You can build up quite the impressive assortment of golfers, each with various unlockable costumes and color variants.

Regardless of whether you win or lose an event, it's worthwhile to play through the round. Characters that participate in an event, even they don't step onto the tee, earn experience just for being on the team. Leveling up increases their maximum driving distance by a small amount, but this adds up with continued levels earned. Additionally, each golfer has a specific ability (such as being great at playing out of bunkers) and club that they favor, allowing them to make otherwise impossible shots possible, especially on-the-fringe-chip-ins that would otherwise never happen with a 3-wood, for example. 

Speaking of an alternate costume and color variant, here's one right now.

If you want a traditional round of golf where you play as one character for the entire round, then Score Attack is the mode for you. Offering the ability to play a nine-hole round of golf on any course you've unlocked with any character you've already unlocked, this mode offers plenty of fun. Depending on your character's score on a given course, they earn a ranking, which in turn, earns them points--up to five per course. After reaching certain point thresholds, they earn new costumes and color variants. Another way to unlock additional content outside of the Tour Mode.

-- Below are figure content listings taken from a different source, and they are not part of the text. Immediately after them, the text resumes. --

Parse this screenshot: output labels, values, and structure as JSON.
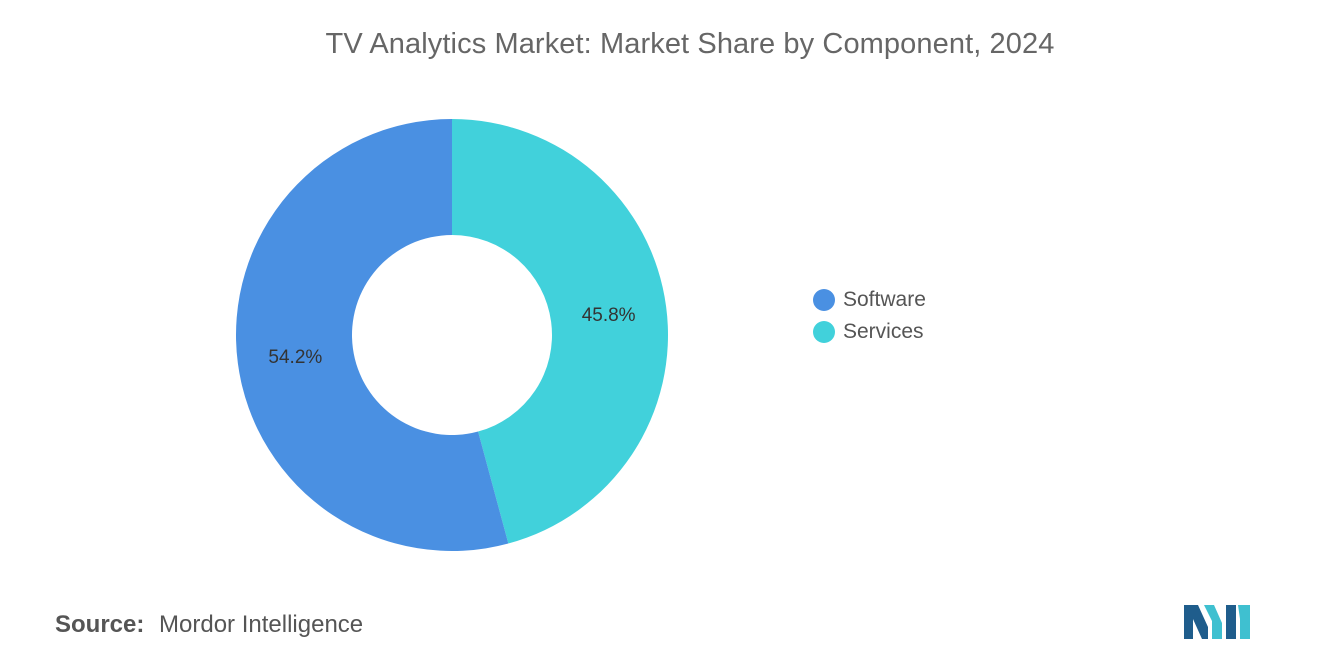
{
  "colors": {
    "software": "#4a90e2",
    "services": "#41d1db",
    "logo_dark": "#1f5d8c",
    "logo_light": "#3fc0d0"
  },
  "chart_data": {
    "type": "pie",
    "title": "TV Analytics Market: Market Share by Component, 2024",
    "donut": true,
    "legend_position": "right",
    "series": [
      {
        "name": "Software",
        "value": 54.2,
        "label": "54.2%",
        "color": "#4a90e2"
      },
      {
        "name": "Services",
        "value": 45.8,
        "label": "45.8%",
        "color": "#41d1db"
      }
    ],
    "legend": [
      "Software",
      "Services"
    ]
  },
  "source": {
    "label": "Source:",
    "text": "Mordor Intelligence"
  },
  "logo": {
    "icon": "mordor-intelligence-logo-icon"
  }
}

Touching and pinching the screen to move around the camera and zoom in/out respectively
feels quite natural on the iPhone/iPad.

Clap Hanz Golf contains plenty of fun and content to keep players enjoying themselves on the links. However, the lack of any online multiplayer or even leaderboards is a bit disappointing. (CORRECTION: I was made aware on Twitter that there are online leaderboards for Score Attack and Survival modes.) Only local multiplayer is available currently with no news on any plans for online multiplayer. Furthermore, there is no way to record memorable shots to view them later. Past Clap Hanz games have had a way to view memorable shots and holes, so it's also just as disappointing that there is no such feature in this particular game. 

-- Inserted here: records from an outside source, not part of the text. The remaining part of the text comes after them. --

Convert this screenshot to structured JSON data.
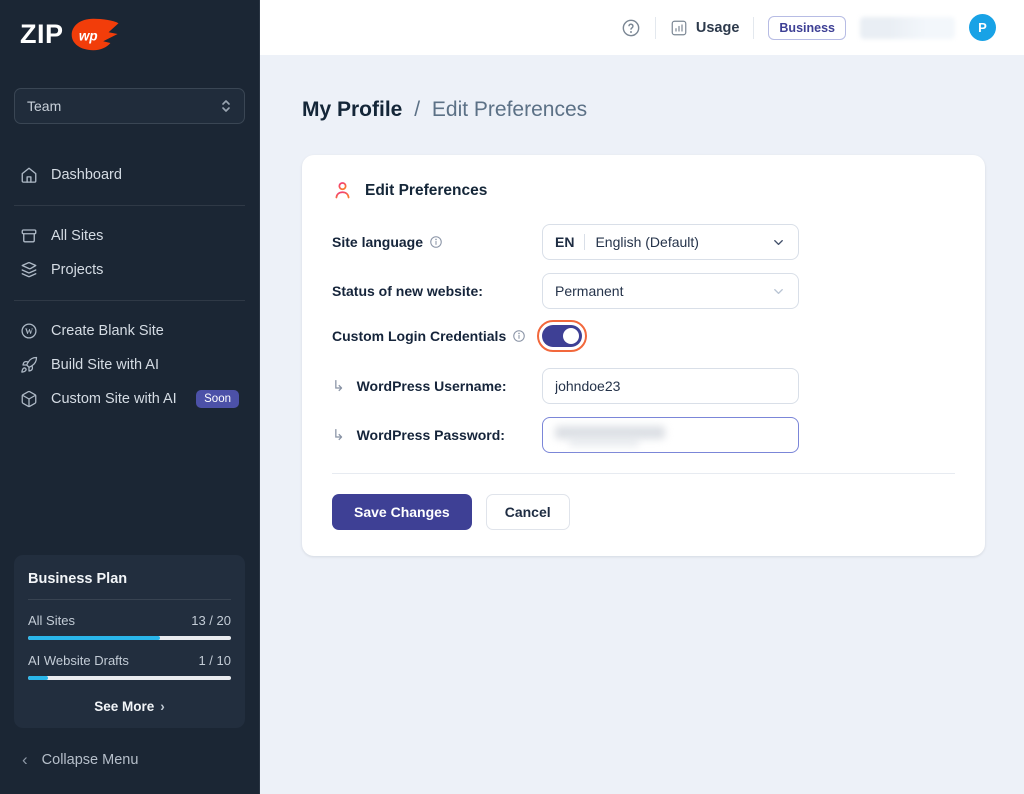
{
  "brand": {
    "zip": "ZIP",
    "wp": "WP"
  },
  "sidebar": {
    "team_selector": {
      "label": "Team"
    },
    "nav": [
      {
        "label": "Dashboard",
        "icon": "home-icon"
      },
      {
        "label": "All Sites",
        "icon": "sites-icon"
      },
      {
        "label": "Projects",
        "icon": "layers-icon"
      },
      {
        "label": "Create Blank Site",
        "icon": "wordpress-icon"
      },
      {
        "label": "Build Site with AI",
        "icon": "rocket-icon"
      },
      {
        "label": "Custom Site with AI",
        "icon": "cube-icon",
        "badge": "Soon"
      }
    ],
    "plan": {
      "title": "Business Plan",
      "usages": [
        {
          "label": "All Sites",
          "value": "13 / 20",
          "percent": 65
        },
        {
          "label": "AI Website Drafts",
          "value": "1 / 10",
          "percent": 10
        }
      ],
      "see_more": "See More",
      "see_more_chevron": "›"
    },
    "collapse": {
      "chevron": "‹",
      "label": "Collapse Menu"
    }
  },
  "header": {
    "usage_label": "Usage",
    "plan_badge": "Business",
    "avatar_initial": "P"
  },
  "breadcrumb": {
    "primary": "My Profile",
    "separator": "/",
    "secondary": "Edit Preferences"
  },
  "form": {
    "title": "Edit Preferences",
    "site_language": {
      "label": "Site language",
      "code": "EN",
      "value": "English (Default)"
    },
    "status": {
      "label": "Status of new website:",
      "value": "Permanent"
    },
    "custom_login": {
      "label": "Custom Login Credentials",
      "state": "on"
    },
    "username": {
      "label": "WordPress Username:",
      "value": "johndoe23"
    },
    "password": {
      "label": "WordPress Password:",
      "value": ""
    },
    "save_label": "Save Changes",
    "cancel_label": "Cancel"
  },
  "colors": {
    "accent_indigo": "#3e4095",
    "focus_ring_orange": "#f2683c",
    "brand_orange": "#f23d0a",
    "progress_cyan": "#2ab6ea",
    "avatar_blue": "#18a2e6",
    "sidebar_bg": "#1b2634",
    "content_bg": "#edf1f8",
    "soon_badge": "#4c51a8"
  }
}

Between the over 20 characters to join your golfing team, 6+ themed courses taking place in locales like New York City's Central Park or the Egyptian pyramids, and hours upon hours of thrilling golf gameplay, Clap Hanz's first foray into self-publishing is a great success. While the swing system takes a lot of getting used to, as it has a somewhat steep learning curve, the overall difficulty of the game isn't that high that it creates a ton of frustration. Sure, I wanted to curse the golf gods when yet another shot of mine went off track or I missed a simple putt, but ultimately, I kept plugging and putting away, enjoying myself with Clap Hanz Golf.